June 20, 2026

Illinois HOA Board Meeting Notice: What the Condo Act Actually Requires

The 48-Hour Question Comes Up at Almost Every Board Transition

New board members in Illinois almost always ask some version of this: do we really have to give 48 hours notice before every board meeting? And the follow-up is usually — does that include emergency meetings, or just regular ones? It's a reasonable thing to be confused about, because the answer has a few layers to it.

Here's the short version: yes, 48 hours is the baseline under Illinois law, but the full picture matters if you want to actually stay compliant.

What the Illinois Condo Act Says

Section 18(a)(9) of the Illinois Condominium Property Act requires that unit owners receive notice of board meetings at least 48 hours in advance. That notice needs to be posted in a conspicuous place in the building — typically a common area bulletin board — unless your declaration specifies a different method.

For condominiums governed by the Act, this isn't optional. Missing that window, even by a few hours, can expose your board to challenges on any votes taken at that meeting. If your association adopted rules or approved an expenditure at an improperly noticed meeting, an owner could argue those actions are void.

If your community is a homeowners association rather than a condominium, you fall under the Common Interest Community Association Act instead. That statute has similar notice requirements, so the 48-hour rule is effectively standard across most Illinois residential associations.

What Counts as Proper Notice

Posting on a bulletin board near the mailboxes is the traditional method, and it satisfies the statute for most condominiums. But a lot of associations have added email notice as a supplemental method, especially post-2020 when nobody was walking past the mail room every day.

If you want to use email as your primary notice method, you need owner consent on file — you can't just start emailing notices and assume that covers you legally. Check your declaration and rules. If they're silent on electronic notice, stick with physical posting until you formally adopt an electronic notice policy.

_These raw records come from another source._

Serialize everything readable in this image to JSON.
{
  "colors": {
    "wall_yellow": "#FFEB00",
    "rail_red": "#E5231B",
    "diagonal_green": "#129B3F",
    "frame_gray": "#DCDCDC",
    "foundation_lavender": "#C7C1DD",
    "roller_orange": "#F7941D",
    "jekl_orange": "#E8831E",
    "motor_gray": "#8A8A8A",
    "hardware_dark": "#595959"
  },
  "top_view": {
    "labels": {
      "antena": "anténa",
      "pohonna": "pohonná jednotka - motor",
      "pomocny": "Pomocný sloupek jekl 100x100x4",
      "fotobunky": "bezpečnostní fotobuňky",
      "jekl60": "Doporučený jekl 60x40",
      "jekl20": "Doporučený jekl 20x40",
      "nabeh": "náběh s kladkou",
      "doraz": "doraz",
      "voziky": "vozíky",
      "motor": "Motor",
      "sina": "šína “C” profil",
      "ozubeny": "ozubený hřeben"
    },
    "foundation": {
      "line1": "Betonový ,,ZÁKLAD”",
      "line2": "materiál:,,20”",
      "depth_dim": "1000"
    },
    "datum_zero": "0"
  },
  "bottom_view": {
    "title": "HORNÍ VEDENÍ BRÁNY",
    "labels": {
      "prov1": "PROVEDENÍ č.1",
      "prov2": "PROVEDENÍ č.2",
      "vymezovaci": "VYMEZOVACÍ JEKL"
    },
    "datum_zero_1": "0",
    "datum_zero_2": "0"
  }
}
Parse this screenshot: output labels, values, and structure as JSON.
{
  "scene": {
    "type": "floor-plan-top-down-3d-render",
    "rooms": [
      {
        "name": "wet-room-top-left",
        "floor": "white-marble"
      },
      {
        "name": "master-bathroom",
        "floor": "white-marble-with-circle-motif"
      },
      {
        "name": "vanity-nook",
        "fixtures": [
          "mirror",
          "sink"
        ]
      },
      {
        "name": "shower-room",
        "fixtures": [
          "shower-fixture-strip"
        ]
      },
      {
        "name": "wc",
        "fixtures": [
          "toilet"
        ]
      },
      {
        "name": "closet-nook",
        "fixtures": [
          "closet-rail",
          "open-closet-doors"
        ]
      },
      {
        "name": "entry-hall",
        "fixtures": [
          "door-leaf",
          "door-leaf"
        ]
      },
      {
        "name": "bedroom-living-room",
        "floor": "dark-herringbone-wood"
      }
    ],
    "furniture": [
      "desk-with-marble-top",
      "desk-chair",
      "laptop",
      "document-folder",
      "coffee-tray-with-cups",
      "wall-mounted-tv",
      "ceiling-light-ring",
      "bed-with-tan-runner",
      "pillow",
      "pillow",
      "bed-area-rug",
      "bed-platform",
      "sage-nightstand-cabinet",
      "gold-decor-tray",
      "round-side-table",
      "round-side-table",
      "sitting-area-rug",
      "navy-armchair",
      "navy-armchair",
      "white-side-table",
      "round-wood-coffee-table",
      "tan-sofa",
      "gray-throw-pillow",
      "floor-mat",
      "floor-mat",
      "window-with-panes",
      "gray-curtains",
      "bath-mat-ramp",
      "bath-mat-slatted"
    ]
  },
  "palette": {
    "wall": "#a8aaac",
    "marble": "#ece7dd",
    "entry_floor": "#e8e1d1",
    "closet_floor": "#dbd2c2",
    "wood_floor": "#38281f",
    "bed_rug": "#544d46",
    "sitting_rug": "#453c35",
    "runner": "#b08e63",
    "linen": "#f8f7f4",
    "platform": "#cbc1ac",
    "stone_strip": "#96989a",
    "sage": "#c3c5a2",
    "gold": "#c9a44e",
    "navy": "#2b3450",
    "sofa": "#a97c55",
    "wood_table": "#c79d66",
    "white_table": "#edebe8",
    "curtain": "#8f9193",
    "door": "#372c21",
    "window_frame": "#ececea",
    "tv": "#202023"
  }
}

The notice itself should include the date, time, and location of the meeting. You don't need a full agenda for most board meetings under Illinois law, but it's good practice anyway. Owners have a right to attend open sessions, and a posted agenda reduces the number of people who show up confused about what's being discussed.

Who Can Attend — and Who You Can Exclude

This is where boards sometimes get themselves into trouble. Under Illinois law, unit owners have the right to attend open board meetings. That means the owner of record, not necessarily whoever lives in the unit.

Non-owners — tenants, adult children, partners who aren't on the deed — don't have a statutory right to attend board meetings in Illinois. Your declaration may grant them broader access, so read yours carefully. But if it's silent, you're generally within your rights to limit attendance to owners.

You can also exclude everyone for executive session. The Illinois Condo Act specifically allows closed sessions for topics like litigation, delinquencies of specific owners, and personnel matters. If you're discussing a collection action against unit 4B, that conversation doesn't belong in open session.

Can You Adopt Rules at an Executive Session?

No. This one trips up boards fairly often. Rulemaking requires an open meeting under Illinois law — you can't vote to adopt new rules or regulations in a closed session. Section 18.4 of the Condo Act gives the board authority to adopt rules, but that authority is meant to be exercised transparently.

The practical workflow most boards use: discuss the proposed rule in executive session if it involves sensitive background context, then bring the formal vote to an open meeting with proper 48-hour notice. Owners may have comments, and in some cases your declaration will require an owner comment period before new rules take effect.

A Common Compliance Gap Worth Checking

One thing we see pretty often — boards that have been posting notices consistently but posting them too late. If your regular meetings are on the second Tuesday of every month at 7pm, and someone posts the notice Monday afternoon, that's cutting it close or missing the window entirely depending on the exact timing.

It's worth building the notice step into whatever your board uses to manage meetings. Boardly, for instance, sends automatic reminders to post notice at the right time and keeps a record of when it went up — which matters if an owner ever challenges a vote. But whether you use software or a shared calendar with a recurring reminder, the point is to make the 48-hour step automatic rather than something someone remembers at the last minute.

Quick Reference for Illinois Boards

  • Minimum notice: 48 hours before any board meeting
  • Method: Posted in a conspicuous common area (or per your declaration)
  • Who attends open meetings: Unit owners of record
  • Non-owners/tenants: No statutory right to attend unless your declaration says otherwise
  • Executive session: Permitted for litigation, specific delinquencies, personnel — not for rulemaking
  • Adopting rules: Must happen at an open meeting

If you haven't looked at your actual declaration's notice provisions recently, now is a good time. State law sets the floor, but your governing documents can set stricter requirements — and those are the ones you're actually bound by.